Desire didn’t speak. She just stared at the piece like it unlocked something she didn’t know she needed. Her fingers moved delicately over the sculpture’s curves, the arcs, the flow of it, the balance between giving and receiving. I watched her chest rise and fall slowly, like the sculpture was pulling breath from her lungs.
I knew who Desire was before I laid eyes on her at the art gallery. Her artwork was something I studied late nights and dissected. I even watched some footage of her at different galleries. She floated through rooms like she was the one hosting the event. At the end of each video, they thanked her for going above and beyond and for her dedication. For coming in early to help them set up or staying later to make sure everything was in order.
“I call itReciprocity,” I said, my voice low but firm. “Because that’s what you do. You pour into everyone around you, even when you’re running on empty. I wanted to show you what it looks like when the pouring starts with you.”
She blinked, swallowing hard. Her eyes lifted to mine, glassy and full of questions.
“Why would you make this?” she whispered.
I shrugged one shoulder. “Because I’ve been watching you. Listening, even when you weren’t speaking.”
She narrowed her eyes slightly. “That sounds… kind of stalker-ish, Onyx.”
There was a flicker of amusement in her voice, but I didn’t laugh. I stepped closer.
“Maybe,” I said, standing directly in front of her now. “But you’re not the kind of woman a man can forget. You stick.”
Desire’s gaze flicked to my lips then away.
“And what happens when I stick to the wrong man? What happens when I start leaning on someone and they move? What happens when I stop holding everyone up… and there’s no one left to hold me?”
That question… it cracked something in me.

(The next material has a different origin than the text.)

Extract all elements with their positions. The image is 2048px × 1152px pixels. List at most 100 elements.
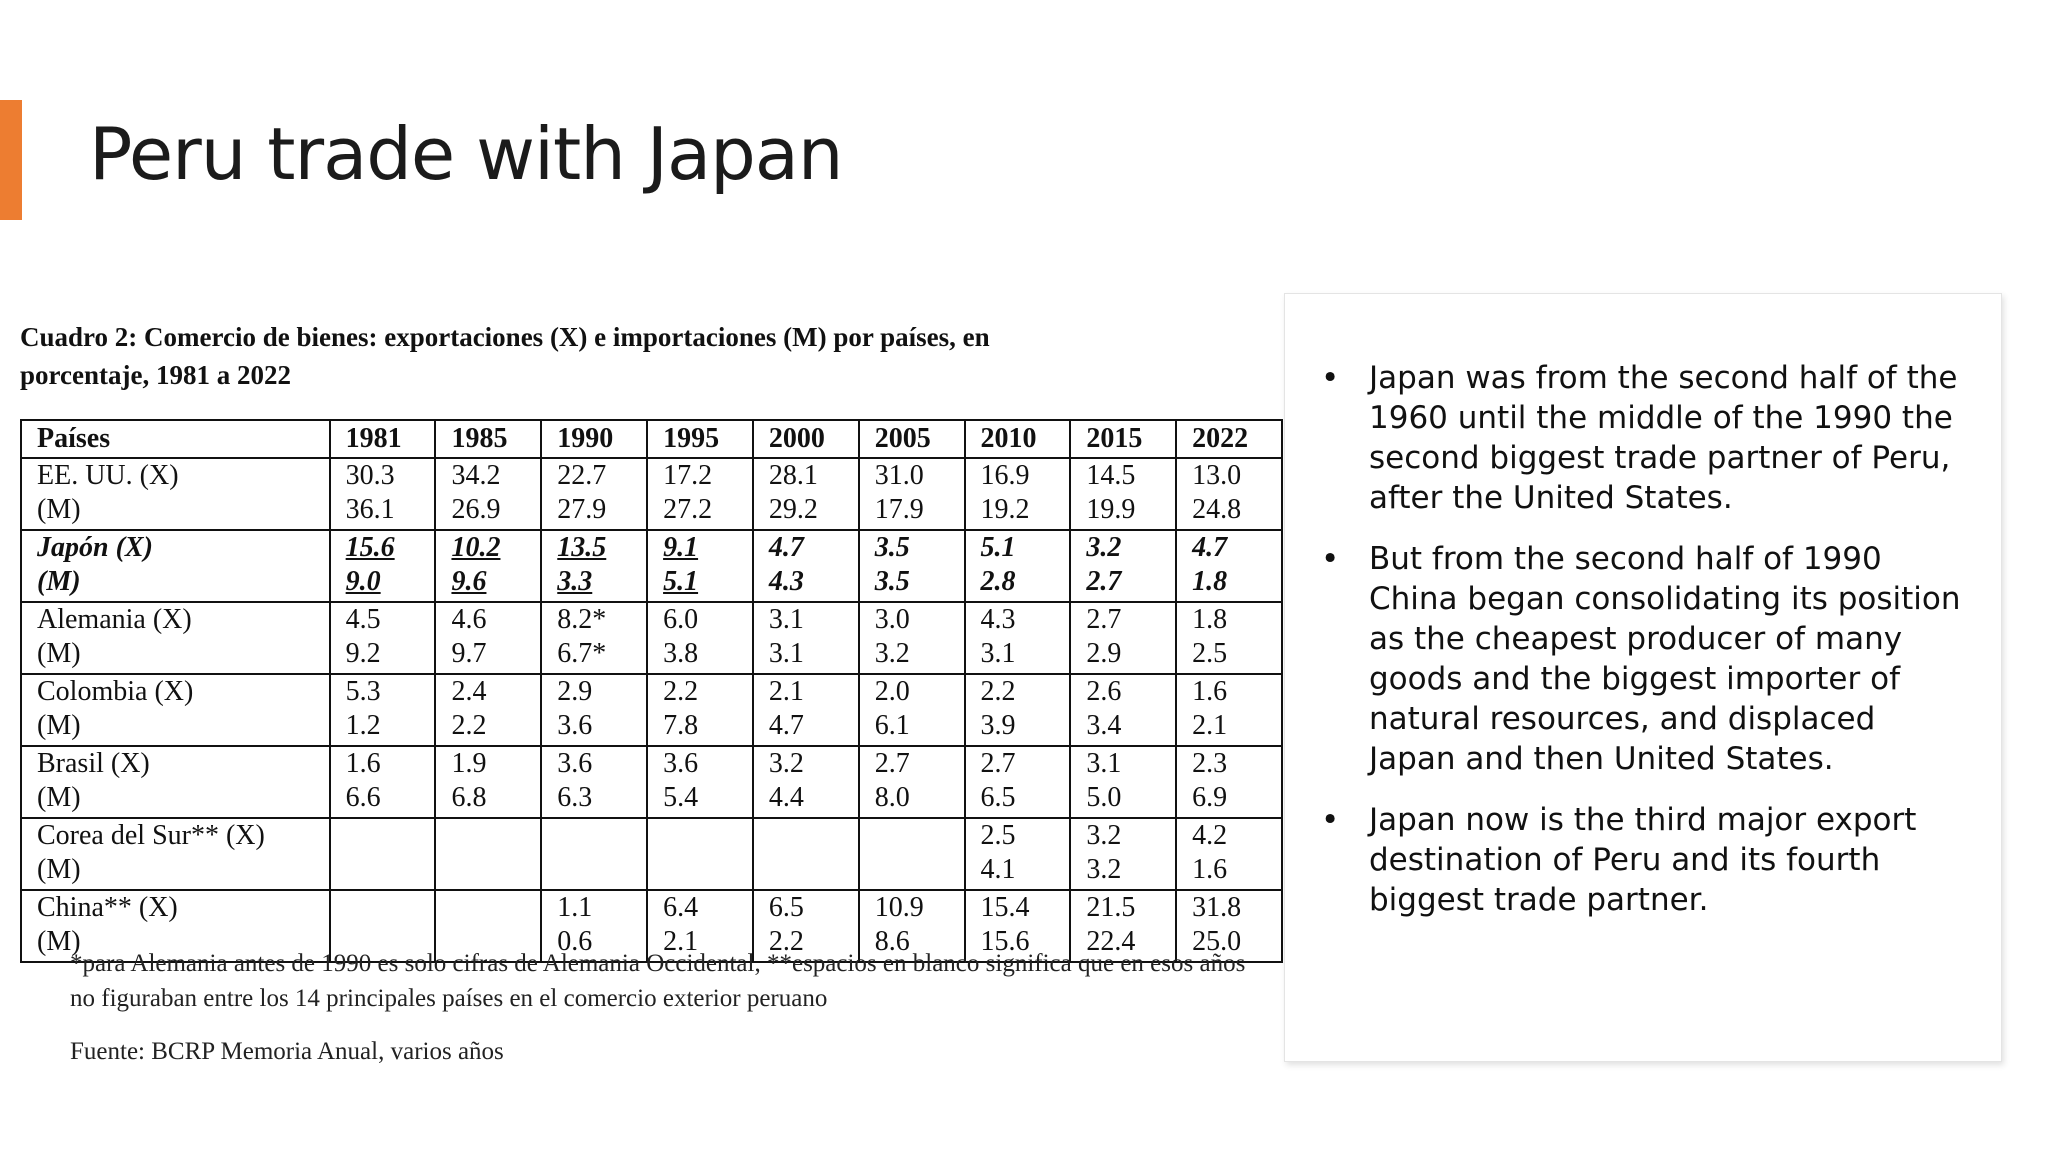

Because I’d heard that kind of ache before but never from someone so put together, so composed, so tired beneath it all. I stepped closer slowly until I was in her space.
“You don’t have to hold it all together, Desire. Not tonight.”
She tried to look away, but I reached up gently, brushing a streak of white paint from her cheek with my thumb. Her skin was soft and warm beneath the smudge. Her breath caught.
“You don’t even know me,” she whispered.